2. Renzi sta tentando di porre la propria straordinaria capacità di comunicazione politica al servizio di un programma molto impegnativo, per nulla demagogico, in linea con la strategia europea dell’Italia delineata da Mario Monti. E mi sembra che ci stia riuscendo.
3. Invece l’altro candidato maggiore, Pierluigi Bersani, ci propone una scelta contraddittoria: dichiara la propria fedeltà alla strategia europea delineata da Mario Monti, ma pretende di perseguirla avendo come alleato principale e decisivo Nichi Vendola, il quale addita quella strategia come la rovina del nostro Paese.
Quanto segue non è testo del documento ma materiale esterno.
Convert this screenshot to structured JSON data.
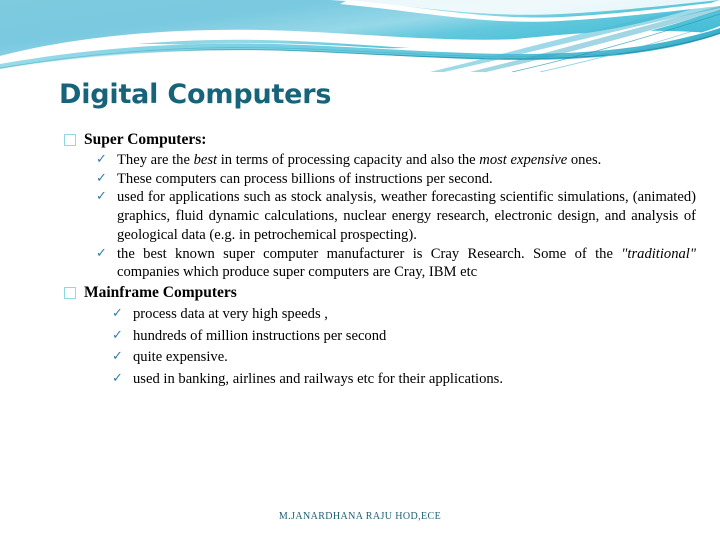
{
  "slide": {
    "title": "Digital Computers",
    "footer": "M.JANARDHANA RAJU HOD,ECE",
    "theme": {
      "title_color": "#17647a",
      "banner_light": "#7fcbe0",
      "banner_mid": "#5ec9dd",
      "banner_accent": "#2aa7bf",
      "square_bullet_color": "#8fd9e2",
      "check_bullet_color": "#2e7fa8",
      "body_text_color": "#000000",
      "background": "#ffffff"
    },
    "bullet_glyphs": {
      "level1": "square-outline",
      "level2": "check"
    },
    "sections": [
      {
        "heading": "Super Computers:",
        "items": [
          {
            "runs": [
              {
                "text": "They are the ",
                "italic": false
              },
              {
                "text": "best",
                "italic": true
              },
              {
                "text": " in terms of processing capacity and also the ",
                "italic": false
              },
              {
                "text": "most expensive",
                "italic": true
              },
              {
                "text": " ones.",
                "italic": false
              }
            ]
          },
          {
            "runs": [
              {
                "text": "These computers can process billions of instructions per second.",
                "italic": false
              }
            ]
          },
          {
            "runs": [
              {
                "text": "used for applications such as stock analysis, weather forecasting scientific simulations, (animated) graphics, fluid dynamic calculations, nuclear energy research, electronic design, and analysis of geological data (e.g. in petrochemical prospecting).",
                "italic": false
              }
            ]
          },
          {
            "runs": [
              {
                "text": "the best known super computer manufacturer is Cray Research. Some of the ",
                "italic": false
              },
              {
                "text": "\"traditional\"",
                "italic": true
              },
              {
                "text": " companies which produce super computers are Cray, IBM etc",
                "italic": false
              }
            ]
          }
        ]
      },
      {
        "heading": "Mainframe Computers",
        "items": [
          {
            "runs": [
              {
                "text": "process data at very high speeds ,",
                "italic": false
              }
            ]
          },
          {
            "runs": [
              {
                "text": "hundreds of million instructions per second",
                "italic": false
              }
            ]
          },
          {
            "runs": [
              {
                "text": "quite expensive.",
                "italic": false
              }
            ]
          },
          {
            "runs": [
              {
                "text": "used in banking, airlines and railways etc for their applications.",
                "italic": false
              }
            ]
          }
        ]
      }
    ]
  }
}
4. Sulla vecchia linea del pas d’ennemis à gauche (niente nemici a sinistra), propria del Pci e sostanzialmente perseguita da Bersani, la sinistra italiana è sempre stata minoritaria, comunque incapace di dare al Paese un governo stabile. L’esperienza della scorsa legislatura non ci ha insegnato nulla?
5. Per il resto il programma di Bersani ripete senza un solo guizzo di di novità le stesse parole d’ordine generiche sulle quali la sinistra è stata inconcludente per quattro decenni. Ne abbiamo abbastanza di una sinistra sostanzialmente conservatrice e, sul piano strategico, invariabilmente perdente.
6. L’idea di partito per cui si batte Renzi è coerente con quella originaria dalla quale il Pd è nato. Il Pd simil-Pci che si sta delineando in questi giorni, invece, con quell’idea ha poco a che fare. Qualcuno è forse in grado di individuare una sola differenza tra il Pci del 1990 e il Pd come lo propongono oggi Bersani e Fassina? Se le differenze non ci sono, pensiamo davvero che sia quello il partito che può guidare il centrosinistra a vincere e a governare per l’intera legislatura?